Le fait que les marchés financiers restent indépendants par rapport aux États qui les ont sauvés de la crise explique l’extrême réactivité du gouvernement français et de la Commission Européenne vis-à-vis des agences de notation toutes puissantes.
Leviers d'action contre la dictature des marchés
La corruption du système actuel vient de la fusion entre la classe politique et la finance. De ce fait, malheureusement, une élection démocratique dans un pays, ne change pas grand-chose dans la désignation des dirigeants et des politiques qui suivent.
Aussi la question de la domination des marchés est une question qui se pose à tout le monde, et d'abord à l'ensemble des citoyens. Quels sont réellement les leviers d'action dont nous disposons contre cette dictature ? Que peuvent faire les citoyens européens ? Ils peuvent résister dans un refus de la domination tout en définissant des alternatives.

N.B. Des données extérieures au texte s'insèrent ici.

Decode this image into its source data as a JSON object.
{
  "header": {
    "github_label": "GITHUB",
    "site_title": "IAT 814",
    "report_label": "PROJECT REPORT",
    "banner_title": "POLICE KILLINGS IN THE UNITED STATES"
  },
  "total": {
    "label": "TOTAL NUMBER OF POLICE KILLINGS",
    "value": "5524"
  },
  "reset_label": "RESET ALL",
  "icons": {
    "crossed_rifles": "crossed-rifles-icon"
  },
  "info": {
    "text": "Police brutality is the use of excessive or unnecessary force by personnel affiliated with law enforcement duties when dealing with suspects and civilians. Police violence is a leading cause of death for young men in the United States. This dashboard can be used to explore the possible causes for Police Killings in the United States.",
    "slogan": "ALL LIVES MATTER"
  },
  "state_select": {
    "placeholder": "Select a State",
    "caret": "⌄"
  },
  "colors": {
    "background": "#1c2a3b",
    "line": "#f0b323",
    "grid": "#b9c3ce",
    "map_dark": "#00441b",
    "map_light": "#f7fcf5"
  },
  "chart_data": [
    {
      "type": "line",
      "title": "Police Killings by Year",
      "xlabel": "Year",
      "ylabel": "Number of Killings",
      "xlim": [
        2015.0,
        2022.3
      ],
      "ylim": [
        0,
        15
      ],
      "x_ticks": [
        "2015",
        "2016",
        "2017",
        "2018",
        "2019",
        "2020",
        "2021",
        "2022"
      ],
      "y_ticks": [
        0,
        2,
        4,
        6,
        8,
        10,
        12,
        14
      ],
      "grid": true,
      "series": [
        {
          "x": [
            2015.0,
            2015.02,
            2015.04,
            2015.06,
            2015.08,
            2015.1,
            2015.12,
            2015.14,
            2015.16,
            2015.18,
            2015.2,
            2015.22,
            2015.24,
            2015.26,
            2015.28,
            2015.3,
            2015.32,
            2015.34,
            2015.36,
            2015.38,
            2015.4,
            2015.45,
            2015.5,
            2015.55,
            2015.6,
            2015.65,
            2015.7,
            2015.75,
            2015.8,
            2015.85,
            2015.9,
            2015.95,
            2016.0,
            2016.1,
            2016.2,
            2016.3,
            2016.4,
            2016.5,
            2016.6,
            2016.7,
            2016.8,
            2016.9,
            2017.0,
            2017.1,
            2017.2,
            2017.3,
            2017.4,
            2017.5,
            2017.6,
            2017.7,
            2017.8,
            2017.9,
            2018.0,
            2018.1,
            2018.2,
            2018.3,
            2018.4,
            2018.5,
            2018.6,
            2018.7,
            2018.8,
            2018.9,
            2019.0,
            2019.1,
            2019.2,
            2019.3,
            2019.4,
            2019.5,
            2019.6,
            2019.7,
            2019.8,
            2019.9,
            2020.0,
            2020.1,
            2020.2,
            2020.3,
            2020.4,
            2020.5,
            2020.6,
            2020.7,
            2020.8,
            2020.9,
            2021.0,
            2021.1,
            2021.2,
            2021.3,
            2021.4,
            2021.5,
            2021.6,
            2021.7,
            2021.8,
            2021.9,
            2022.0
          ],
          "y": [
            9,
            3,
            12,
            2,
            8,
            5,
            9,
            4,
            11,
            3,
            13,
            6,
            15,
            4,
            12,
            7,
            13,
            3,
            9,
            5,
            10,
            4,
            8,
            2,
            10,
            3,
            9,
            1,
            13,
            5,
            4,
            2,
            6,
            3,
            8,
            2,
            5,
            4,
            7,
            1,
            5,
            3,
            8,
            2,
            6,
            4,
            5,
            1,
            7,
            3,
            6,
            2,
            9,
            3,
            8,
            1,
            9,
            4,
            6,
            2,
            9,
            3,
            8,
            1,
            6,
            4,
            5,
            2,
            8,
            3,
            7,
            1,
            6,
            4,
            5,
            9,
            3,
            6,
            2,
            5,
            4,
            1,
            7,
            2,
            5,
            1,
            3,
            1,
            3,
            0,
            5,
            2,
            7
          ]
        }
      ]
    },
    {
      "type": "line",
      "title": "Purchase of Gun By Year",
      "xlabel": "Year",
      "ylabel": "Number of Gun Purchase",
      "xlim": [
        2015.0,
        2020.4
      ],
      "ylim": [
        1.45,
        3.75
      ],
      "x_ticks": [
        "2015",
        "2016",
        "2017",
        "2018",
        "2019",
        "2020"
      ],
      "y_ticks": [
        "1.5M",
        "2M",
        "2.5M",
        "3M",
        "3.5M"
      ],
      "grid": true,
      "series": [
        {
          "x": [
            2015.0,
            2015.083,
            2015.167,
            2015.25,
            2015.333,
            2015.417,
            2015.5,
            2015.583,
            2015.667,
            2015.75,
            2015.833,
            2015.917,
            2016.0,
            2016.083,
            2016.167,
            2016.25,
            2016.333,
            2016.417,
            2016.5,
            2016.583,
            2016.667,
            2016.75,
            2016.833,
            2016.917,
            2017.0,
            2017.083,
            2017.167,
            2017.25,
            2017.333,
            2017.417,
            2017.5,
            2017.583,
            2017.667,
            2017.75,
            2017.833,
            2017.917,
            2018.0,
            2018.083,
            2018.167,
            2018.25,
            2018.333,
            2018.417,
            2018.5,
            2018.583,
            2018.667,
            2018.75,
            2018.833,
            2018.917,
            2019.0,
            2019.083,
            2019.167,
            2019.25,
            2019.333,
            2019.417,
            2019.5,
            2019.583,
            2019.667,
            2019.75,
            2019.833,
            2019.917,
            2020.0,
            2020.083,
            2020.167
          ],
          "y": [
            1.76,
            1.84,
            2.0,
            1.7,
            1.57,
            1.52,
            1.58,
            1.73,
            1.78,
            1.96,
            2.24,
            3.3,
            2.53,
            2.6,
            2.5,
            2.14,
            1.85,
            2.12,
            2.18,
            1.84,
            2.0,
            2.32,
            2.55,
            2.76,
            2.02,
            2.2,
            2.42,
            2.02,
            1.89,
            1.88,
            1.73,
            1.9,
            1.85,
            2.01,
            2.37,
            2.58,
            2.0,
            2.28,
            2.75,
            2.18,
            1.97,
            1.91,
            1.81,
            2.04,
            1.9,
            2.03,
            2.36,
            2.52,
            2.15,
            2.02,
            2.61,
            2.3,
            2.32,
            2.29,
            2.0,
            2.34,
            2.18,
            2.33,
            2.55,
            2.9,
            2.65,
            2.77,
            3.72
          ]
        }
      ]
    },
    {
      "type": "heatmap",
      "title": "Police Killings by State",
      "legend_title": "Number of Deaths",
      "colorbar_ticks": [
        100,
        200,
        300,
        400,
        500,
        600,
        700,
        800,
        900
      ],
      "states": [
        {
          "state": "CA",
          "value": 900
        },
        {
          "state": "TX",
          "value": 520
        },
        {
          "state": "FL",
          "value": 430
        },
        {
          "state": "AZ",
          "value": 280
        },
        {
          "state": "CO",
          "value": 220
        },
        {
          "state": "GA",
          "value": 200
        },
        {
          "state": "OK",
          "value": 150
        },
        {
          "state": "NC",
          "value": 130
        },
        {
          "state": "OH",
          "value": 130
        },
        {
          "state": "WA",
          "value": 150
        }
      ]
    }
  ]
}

La mise en place en Grèce et en Italie de gouvernements techniques soumis à la dictature des marchés - au détriment du bien-être de la société civile – démontre le fait que les marchés financiers restent indépendants par rapport aux États qui les ont sauvés de la crise mais font courir à l’Europe de graves risques de déstabilisation généralisée.
Actuellement, l’ensemble des mouvements sociaux et citoyens sont des mouvements de résistance contre la suprématie des marchés financiers. La question qui se pose aujourd'hui est celle de la convergence entre les mouvements sociaux et citoyens traditionnels et les nouvelles formes de mouvements sociaux, comme celles des «indignés» et des révolutions arabes.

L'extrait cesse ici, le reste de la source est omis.